Due: 2024-10-04 23:59:00EDT
In this assignment, we’ll explore linked lists and more complex custom-designed classes. The complexity of this assignment increases significantly from the previous two. Start EARLY!
In this assignment, we will use the LinkedList
you started
implementing in lab
In this assignment, your driver program should be called
DriverHW02.java
.
In addition, please read the program design principles and code formatting standards carefully. You are expected to adhere to all stated standards. Violations will result in deductions.
Requirement: You can ONLY include the following import statements:
import java.io.File;
import java.io.FileNotFoundException;
import java.util.Scanner;
You are NOT ALLOWED to include any other import statements in your solutions. Check with the professor before you import anything else.
Imagine you are a data scientist working for a social research organization tasked with analyzing trends in baby names over the years in the United States. Your organization aims to provide insights into the evolution of popular names and naming patterns, which can be used for various purposes, such as understanding cultural shifts, predicting future naming trends, and even informing marketing strategies for baby-related products.
To accomplish this, you will build a “Name Trend Analysis Tool” using a LinkedList. The tool should read in a file containing data from the Social Security Administration (SSA), which includes information about baby names given in different years.
Create a class called NameLL
. This will be your LinkedList implementation.
The LL must support all the methods from Lab03 (except insertSortedPop
), including the DoubleLinkedList methods.
You may also use your ExpandableArray
class from Lab02, but it is not necessarily required.
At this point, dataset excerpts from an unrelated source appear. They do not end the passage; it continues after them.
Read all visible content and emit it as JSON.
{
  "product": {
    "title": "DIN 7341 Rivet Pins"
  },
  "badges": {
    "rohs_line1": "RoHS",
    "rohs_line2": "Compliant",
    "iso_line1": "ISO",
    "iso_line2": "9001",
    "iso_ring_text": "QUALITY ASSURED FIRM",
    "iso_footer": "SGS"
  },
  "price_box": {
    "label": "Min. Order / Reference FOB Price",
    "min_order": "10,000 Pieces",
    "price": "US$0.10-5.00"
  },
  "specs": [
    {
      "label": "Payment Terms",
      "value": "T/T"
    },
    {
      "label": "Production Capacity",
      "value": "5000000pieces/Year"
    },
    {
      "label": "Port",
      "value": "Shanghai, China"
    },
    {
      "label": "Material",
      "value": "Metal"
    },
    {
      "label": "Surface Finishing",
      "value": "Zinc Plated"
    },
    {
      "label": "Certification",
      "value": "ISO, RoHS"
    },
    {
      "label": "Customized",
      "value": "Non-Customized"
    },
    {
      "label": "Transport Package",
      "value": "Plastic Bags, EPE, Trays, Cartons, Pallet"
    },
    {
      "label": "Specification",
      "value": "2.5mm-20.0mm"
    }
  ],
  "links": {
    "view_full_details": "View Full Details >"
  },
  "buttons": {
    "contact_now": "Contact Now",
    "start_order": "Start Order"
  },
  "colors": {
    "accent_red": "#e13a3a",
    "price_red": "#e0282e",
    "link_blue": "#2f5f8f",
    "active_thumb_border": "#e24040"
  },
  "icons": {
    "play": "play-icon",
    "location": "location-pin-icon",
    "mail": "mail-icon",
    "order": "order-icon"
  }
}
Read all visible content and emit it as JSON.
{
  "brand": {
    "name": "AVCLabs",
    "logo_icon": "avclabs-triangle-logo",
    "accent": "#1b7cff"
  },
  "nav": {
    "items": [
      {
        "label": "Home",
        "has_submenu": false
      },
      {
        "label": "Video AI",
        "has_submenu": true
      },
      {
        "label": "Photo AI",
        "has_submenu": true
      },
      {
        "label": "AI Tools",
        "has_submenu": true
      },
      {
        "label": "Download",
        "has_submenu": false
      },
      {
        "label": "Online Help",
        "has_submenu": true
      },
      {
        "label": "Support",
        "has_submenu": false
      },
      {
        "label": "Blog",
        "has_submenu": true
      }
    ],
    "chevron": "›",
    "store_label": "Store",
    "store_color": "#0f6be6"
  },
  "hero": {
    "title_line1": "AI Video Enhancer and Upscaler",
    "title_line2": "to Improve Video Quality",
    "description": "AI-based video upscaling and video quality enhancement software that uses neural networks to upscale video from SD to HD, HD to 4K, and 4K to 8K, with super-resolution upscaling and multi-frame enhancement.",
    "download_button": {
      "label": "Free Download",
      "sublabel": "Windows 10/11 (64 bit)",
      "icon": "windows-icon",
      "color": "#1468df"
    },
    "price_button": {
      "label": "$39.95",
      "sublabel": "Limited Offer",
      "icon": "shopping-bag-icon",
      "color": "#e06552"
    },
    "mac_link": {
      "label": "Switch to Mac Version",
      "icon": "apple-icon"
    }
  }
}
Your LinkedList does not need to enable Generic types.
You should design a Name
class that stores all the relevant stats for a particular
name. Your Node
class should hold data of type Name
. You can design your Name
class any way you like, but be sure to include a Name(String)
constructor and a public String getName()
method for compatability with the autograder.
Write a method called index()
based on the specification below:
/** Returns an integer, indicating the position of the name in your
linked list. The position should be 1-indexed (meaning the first item should be 1).
* state
* @param name - the name to search for
* @return - the index of the name in the LinkedList. If the name is not in the LinkedList, return -1.
*/
public int index(String name)
This method will help verify that the list is sorted alphabetically.
Write a method called yearStats()
based on the specification below:
/** Returns an array of size three. The first value indicates the rank of the name
** that year, the second value indicates the number of babies given that name during that year (for the gender),
** the third value indicates the percentage of babies given that name that year (for that gender)
* state
* @param name - the name to search for
* @param year - the year for the stats
*
* @return array indicating the rank of the name that year, the number of babies given that name that year (for that gender), percentage - the percentage of babies given that name that year (for that gender). If the name is not in the LinkedList, return null.
*/
public double[] yearStats(String name, int year)
Write a method called totalStats()
based on the specification below:
/** Returns an array of size three: for a given gender, the rank of the name, the numebr of babies with that name,
** the percentage of babies with that name
* state
* @param name - the name to search for
*
* @return array of int, int double. If the name is not in the LinkedList, return null.
*/
public double[] totalStats(String name)
The methods described in sections 2.3 and 2.4 will become more clear as you read the rest of the assignment.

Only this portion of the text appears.